Hilinski parents share story of son's suicide at JMU, where emotions still 'very high'
The Breeze
When Kym Hilinski found out JMU softball player Lauren Bernettdied by suicide last April, it hit her in a different type of way.
Like after any student-athlete’s death, Kym said, she felt a wave of sadness. But also, no matter how unfair it may have been, regret.
Kym and her husband, Mark Hilinski, were slated to talk to JMU student-athletes in 2020 to share the story of their son, Tyler Hilinski, a former Washington State quarterback who died by suicide in 2018.
The pandemic caused their talk to be rescheduled. Kym couldn’t help but think: What if?
“I just wish we could have been there,” Kym said. “Maybe Lauren could have heard our talk and it might have made a difference.”
The Hilinskis’ rescheduled Tyler Talk, as they call it, occurred Tuesday night inside the Atlantic Union Bank Center in front of a roughly 300-person audience, mostly JMU student-athletes, almost exactly nine months since Bernett’s death.
The JMU Tyler Talk was around their 150th since 2019, Mark said. They’ve stopped counting exactly. But Kym and Mark push forward to save other Tylers. And Laurens. And any student-athlete who may be struggling with their mental health before it’s too late.
No matter the toll it takes.
“I lost my son,” Kym said. “I’ll always be honest — I’m miserable. I think I’ll be miserable for the rest of my life.”
When Tyler died, the Hilinskis had three options: Stay put, run away or make a difference in other student-athletes’ lives before it’s too late.
Kym talked to her oldest son, Kelly, about what to do — how to keep living without Tyler. They considered to “just dig our heads in the sand,” she said, in their California home and let Tyler’s suicide go. Kym also contemplated taking Mark, Kelly and her youngest son, Ryan, off to a faraway island to try to live, breathe and walk again.
Those two options didn’t seem right, Kym said.

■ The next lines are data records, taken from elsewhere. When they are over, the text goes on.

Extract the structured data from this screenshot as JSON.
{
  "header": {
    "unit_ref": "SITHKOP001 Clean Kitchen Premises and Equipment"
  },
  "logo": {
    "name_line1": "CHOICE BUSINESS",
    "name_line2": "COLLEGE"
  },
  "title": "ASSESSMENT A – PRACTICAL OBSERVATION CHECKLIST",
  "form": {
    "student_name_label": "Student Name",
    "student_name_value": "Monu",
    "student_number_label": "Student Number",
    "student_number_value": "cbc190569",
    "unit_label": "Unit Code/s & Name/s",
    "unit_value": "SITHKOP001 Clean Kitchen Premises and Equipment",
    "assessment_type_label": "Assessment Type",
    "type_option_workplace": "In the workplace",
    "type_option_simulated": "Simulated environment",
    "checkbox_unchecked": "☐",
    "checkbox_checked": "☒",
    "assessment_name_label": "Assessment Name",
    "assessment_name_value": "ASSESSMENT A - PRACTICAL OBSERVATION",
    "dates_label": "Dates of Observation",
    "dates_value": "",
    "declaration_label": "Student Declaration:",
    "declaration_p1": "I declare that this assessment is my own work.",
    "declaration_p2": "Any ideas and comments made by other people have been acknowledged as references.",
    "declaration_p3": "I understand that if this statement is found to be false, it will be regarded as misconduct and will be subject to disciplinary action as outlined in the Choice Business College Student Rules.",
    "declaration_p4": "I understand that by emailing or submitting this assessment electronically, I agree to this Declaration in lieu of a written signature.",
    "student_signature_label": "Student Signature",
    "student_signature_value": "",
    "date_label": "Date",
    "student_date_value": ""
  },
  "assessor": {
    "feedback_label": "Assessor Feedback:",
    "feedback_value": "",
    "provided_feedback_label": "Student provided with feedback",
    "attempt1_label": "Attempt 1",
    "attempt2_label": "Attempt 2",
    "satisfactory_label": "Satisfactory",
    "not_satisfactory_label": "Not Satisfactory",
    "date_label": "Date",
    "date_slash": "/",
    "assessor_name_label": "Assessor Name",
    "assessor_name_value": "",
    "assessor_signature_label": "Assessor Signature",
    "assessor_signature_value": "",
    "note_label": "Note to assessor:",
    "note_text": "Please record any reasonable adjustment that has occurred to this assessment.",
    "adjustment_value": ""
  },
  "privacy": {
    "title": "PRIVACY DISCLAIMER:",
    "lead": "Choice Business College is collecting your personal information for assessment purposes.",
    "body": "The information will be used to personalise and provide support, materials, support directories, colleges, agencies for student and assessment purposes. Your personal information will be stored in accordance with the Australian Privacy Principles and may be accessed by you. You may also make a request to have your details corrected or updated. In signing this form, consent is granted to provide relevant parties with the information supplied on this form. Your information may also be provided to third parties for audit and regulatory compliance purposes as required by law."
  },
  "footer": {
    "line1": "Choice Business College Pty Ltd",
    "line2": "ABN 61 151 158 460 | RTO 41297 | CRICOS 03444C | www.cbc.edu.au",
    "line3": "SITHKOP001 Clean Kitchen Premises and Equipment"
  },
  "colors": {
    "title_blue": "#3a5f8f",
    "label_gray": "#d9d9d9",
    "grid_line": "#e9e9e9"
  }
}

They chose option No. 3, just as Tyler wore No. 3 at Washington State. In 2018, Mark and Kym started the Hilinskis Hope Foundation, also called H3H, which strives to improve mental health for student-athletes. Tyler Talks are part of H3H, as are mental health modules and other resources. In August 2022, ESPN included the Hilinski parents among college football’s top 11 power brokers and advocates shaping the future of the sport. JMU football players adorned green-ribboned stickers with a No. 3 on the back of their helmets Oct. 1 against Texas State, as did 123 other programs across the country, to honor Tyler during College Football Mental Health Week.

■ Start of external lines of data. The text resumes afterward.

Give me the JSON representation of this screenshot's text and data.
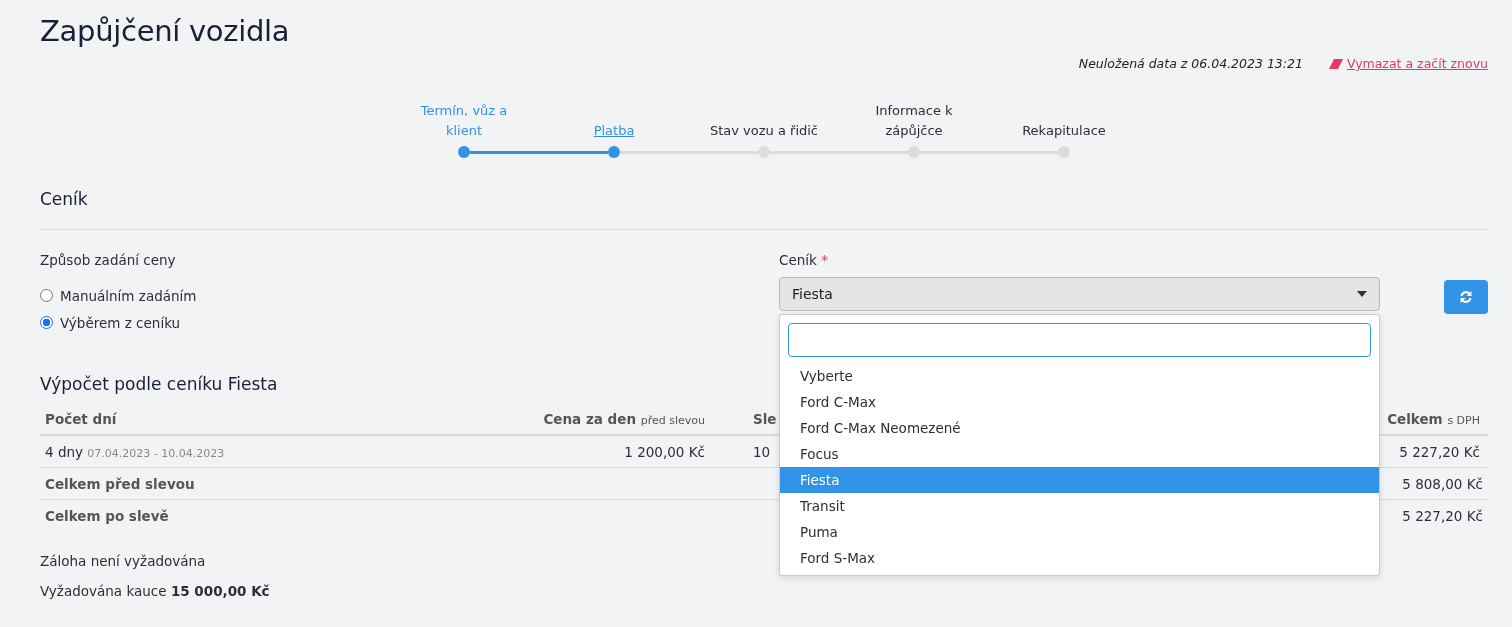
{
  "page": {
    "title": "Zapůjčení vozidla"
  },
  "draft_notice": {
    "text": "Neuložená data z 06.04.2023 13:21",
    "reset_link": "Vymazat a začít znovu"
  },
  "steps": [
    {
      "label": "Termín, vůz a klient",
      "completed": true,
      "selected": false
    },
    {
      "label": "Platba",
      "completed": true,
      "selected": true
    },
    {
      "label": "Stav vozu a řidič",
      "completed": false,
      "selected": false
    },
    {
      "label": "Informace k zápůjčce",
      "completed": false,
      "selected": false
    },
    {
      "label": "Rekapitulace",
      "completed": false,
      "selected": false
    }
  ],
  "pricing": {
    "heading": "Ceník",
    "price_method": {
      "label": "Způsob zadání ceny",
      "options": [
        {
          "label": "Manuálním zadáním",
          "selected": false
        },
        {
          "label": "Výběrem z ceníku",
          "selected": true
        }
      ]
    },
    "price_list": {
      "label": "Ceník",
      "required_mark": "*",
      "value": "Fiesta",
      "expanded": true,
      "options": [
        {
          "label": "Vyberte",
          "selected": false
        },
        {
          "label": "Ford C-Max",
          "selected": false
        },
        {
          "label": "Ford C-Max Neomezené",
          "selected": false
        },
        {
          "label": "Focus",
          "selected": false
        },
        {
          "label": "Fiesta",
          "selected": true
        },
        {
          "label": "Transit",
          "selected": false
        },
        {
          "label": "Puma",
          "selected": false
        },
        {
          "label": "Ford S-Max",
          "selected": false
        }
      ]
    }
  },
  "calculation": {
    "heading": "Výpočet podle ceníku Fiesta",
    "columns": [
      {
        "label": "Počet dní"
      },
      {
        "label": "Cena za den",
        "note": "před slevou"
      },
      {
        "label": "Sle"
      },
      {
        "label": "Celkem",
        "note": "s DPH"
      }
    ],
    "rows": [
      {
        "kind": "item",
        "cells": [
          {
            "text": "4 dny",
            "note": "07.04.2023 - 10.04.2023"
          },
          {
            "text": "1 200,00 Kč"
          },
          {
            "text": "10"
          },
          {
            "text": "5 227,20 Kč"
          }
        ]
      },
      {
        "kind": "summary",
        "label": "Celkem před slevou",
        "total": "5 808,00 Kč"
      },
      {
        "kind": "summary",
        "label": "Celkem po slevě",
        "total": "5 227,20 Kč"
      }
    ],
    "deposit_note": "Záloha není vyžadována",
    "bond": "Vyžadována kauce **15 000,00 Kč**"
  }
}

But all that doesn’t make rehashing Tyler’s story over and over any easier.
“Once in a while, I do want to run away,” Kym said. “It’s crushing.” But she said she finds strength in the student-athletes she speaks to.
Of the Hilinskis’ estimated 150 Tyler Talks over the last four years, they’ve spoken all over the country, from a 20-person summer league baseball locker room in North Carolina 90 minutes before they played a game, to auditoriums filled with 550 student-athletes at the University of Hawaii.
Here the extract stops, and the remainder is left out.